Tiga dari lima ilmuwan tidak percaya pada Tuhan, tetapi dua dari lima, kata John Donvan, dan membuka perdebatan tentang masalah sains dan agama Rabu di New York.

Diskusi menempatkan perspektif kedua belah pihak satu sama lain: lakukan Sains membantah agama? Atau apakah sains membahas serangkaian pertanyaan yang berbeda, dengan jawaban yang mungkin menunjukkan kebenaran agama?

Tidak ada alam semesta yang disetel halus

“Malam ini saya ingin menekankan bahwa 500 tahun sains telah menunjukkan bahwa Tuhan, gagasan yang tidak jelas, mungkin tidak,” kata Lawrence Krauss, seorang ahli fisika teoretis di Arizona State University dan salah satu dari dua debat yang berpendapat bahwa sains membuat agama dalam debat intelijen ini.
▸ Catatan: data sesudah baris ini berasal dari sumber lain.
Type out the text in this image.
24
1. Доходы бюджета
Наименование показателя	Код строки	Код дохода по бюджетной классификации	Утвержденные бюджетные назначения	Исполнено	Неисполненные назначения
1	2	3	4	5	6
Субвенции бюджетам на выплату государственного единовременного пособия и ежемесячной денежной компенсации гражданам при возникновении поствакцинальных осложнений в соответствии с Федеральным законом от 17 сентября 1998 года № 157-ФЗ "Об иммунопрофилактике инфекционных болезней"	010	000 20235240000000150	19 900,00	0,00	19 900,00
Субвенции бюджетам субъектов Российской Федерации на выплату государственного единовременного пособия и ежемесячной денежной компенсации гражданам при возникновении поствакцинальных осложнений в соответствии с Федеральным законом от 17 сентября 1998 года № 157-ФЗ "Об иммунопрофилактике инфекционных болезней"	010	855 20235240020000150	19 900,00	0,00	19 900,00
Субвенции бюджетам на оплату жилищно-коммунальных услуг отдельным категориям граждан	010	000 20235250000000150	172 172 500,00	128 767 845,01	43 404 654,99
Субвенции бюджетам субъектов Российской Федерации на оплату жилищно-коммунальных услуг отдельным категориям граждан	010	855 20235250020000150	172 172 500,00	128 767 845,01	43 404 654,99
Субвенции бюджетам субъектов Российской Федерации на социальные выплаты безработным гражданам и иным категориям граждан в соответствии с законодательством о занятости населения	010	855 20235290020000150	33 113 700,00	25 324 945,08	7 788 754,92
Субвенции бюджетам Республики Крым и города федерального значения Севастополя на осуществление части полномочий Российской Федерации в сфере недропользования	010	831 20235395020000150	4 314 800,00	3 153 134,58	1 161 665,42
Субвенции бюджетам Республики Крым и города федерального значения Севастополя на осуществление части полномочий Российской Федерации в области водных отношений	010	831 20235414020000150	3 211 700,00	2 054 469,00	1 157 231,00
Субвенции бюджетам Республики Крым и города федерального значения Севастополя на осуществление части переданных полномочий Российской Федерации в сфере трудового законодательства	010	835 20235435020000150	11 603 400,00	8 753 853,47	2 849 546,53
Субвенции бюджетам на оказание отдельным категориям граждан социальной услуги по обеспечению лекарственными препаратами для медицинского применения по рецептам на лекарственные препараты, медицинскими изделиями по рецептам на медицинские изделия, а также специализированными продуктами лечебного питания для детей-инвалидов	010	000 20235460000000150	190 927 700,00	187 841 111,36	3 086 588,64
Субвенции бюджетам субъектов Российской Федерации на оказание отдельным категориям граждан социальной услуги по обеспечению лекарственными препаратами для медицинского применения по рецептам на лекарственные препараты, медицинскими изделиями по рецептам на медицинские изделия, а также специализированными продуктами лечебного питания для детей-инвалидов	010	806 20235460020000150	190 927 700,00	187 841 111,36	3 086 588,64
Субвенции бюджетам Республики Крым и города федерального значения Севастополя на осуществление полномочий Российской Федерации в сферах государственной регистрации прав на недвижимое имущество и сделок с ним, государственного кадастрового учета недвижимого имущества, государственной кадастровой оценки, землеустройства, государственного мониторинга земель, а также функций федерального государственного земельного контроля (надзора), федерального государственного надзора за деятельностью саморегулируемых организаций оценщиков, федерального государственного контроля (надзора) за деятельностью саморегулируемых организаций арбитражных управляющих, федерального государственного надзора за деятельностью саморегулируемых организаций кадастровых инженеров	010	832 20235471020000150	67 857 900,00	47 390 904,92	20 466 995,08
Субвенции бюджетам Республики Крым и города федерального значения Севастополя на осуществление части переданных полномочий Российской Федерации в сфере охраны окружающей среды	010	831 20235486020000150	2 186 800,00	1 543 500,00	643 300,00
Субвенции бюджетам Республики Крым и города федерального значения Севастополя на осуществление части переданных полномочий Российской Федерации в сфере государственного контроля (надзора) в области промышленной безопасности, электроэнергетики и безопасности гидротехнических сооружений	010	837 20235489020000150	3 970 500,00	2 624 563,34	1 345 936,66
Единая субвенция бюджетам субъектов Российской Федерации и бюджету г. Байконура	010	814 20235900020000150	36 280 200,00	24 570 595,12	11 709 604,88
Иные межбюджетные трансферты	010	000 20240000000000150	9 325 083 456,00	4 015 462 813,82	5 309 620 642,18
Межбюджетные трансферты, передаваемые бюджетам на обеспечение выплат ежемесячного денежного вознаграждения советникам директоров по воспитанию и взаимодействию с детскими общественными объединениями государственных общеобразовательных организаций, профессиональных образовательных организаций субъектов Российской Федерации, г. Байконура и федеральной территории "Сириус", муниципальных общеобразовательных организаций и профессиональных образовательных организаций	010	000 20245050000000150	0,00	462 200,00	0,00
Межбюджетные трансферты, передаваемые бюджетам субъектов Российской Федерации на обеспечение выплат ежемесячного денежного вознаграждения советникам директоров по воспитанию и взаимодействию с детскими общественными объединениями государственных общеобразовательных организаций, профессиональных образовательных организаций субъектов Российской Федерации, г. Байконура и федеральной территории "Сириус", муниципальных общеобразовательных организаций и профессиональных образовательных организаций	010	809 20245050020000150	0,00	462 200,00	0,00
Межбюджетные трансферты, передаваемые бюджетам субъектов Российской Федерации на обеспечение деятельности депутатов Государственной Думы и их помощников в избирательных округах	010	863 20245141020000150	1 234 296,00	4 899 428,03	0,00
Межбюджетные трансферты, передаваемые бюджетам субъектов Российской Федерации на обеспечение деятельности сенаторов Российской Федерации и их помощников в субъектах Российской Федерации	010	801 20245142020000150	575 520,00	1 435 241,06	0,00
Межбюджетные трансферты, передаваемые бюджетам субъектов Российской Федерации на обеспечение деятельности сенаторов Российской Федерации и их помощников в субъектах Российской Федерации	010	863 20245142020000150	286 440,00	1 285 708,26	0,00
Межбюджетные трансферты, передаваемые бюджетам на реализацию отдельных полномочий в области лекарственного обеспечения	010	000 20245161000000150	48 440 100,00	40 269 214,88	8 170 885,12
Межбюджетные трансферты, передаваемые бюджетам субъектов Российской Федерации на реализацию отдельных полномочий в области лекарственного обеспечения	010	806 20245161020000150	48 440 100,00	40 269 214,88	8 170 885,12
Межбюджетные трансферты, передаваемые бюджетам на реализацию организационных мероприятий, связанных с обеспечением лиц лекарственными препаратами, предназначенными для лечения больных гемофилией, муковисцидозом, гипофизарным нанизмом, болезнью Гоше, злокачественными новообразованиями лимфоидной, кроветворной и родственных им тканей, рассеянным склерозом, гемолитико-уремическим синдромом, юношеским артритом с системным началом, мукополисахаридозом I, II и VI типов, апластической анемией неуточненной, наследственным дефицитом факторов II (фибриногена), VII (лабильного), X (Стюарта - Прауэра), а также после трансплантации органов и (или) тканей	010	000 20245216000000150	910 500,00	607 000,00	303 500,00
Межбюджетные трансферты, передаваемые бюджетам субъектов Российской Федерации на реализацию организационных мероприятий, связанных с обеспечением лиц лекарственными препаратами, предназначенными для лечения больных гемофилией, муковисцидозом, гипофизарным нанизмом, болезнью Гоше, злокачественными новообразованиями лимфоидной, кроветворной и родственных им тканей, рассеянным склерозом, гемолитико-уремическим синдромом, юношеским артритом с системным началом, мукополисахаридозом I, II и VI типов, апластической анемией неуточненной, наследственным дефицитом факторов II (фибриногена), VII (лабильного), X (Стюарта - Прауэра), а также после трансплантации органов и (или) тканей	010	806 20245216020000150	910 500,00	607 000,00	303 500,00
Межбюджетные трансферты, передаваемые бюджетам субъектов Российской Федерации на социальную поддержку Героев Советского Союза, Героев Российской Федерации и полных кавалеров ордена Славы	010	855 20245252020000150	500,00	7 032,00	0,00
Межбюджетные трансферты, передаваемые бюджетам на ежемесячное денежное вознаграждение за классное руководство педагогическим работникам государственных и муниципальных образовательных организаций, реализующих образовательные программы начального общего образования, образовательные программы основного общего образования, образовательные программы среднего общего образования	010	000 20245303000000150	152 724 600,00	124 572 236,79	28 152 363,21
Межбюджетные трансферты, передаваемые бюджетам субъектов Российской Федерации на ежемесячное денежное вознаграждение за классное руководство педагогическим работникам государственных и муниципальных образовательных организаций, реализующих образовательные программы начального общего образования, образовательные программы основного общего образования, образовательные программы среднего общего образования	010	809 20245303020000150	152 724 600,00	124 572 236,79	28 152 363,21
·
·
Para pendukung agama berpendapat bahwa alam semesta baik untuk kehidupan, dengan parameter fundamental tertentu di alam yang memungkinkan keberadaan kita. Tapi Krauss membalikkan argumen ini di kepalanya.

(Trekkin)

“Kami akan terkejut menemukan diri kami di alam semesta yang tidak dapat kami tinggali,” kata Krauss. Terlebih lagi, “Sebagian besar alam semesta sangat tidak ramah seumur hidup.”

Jawab pertanyaan yang berbeda

Di sisi lain, Dinesh D’Ouza, seorang penulis dan mantan analis kebijakan, berpendapat bahwa kedua sains dan agama – pada dasarnya terpisah.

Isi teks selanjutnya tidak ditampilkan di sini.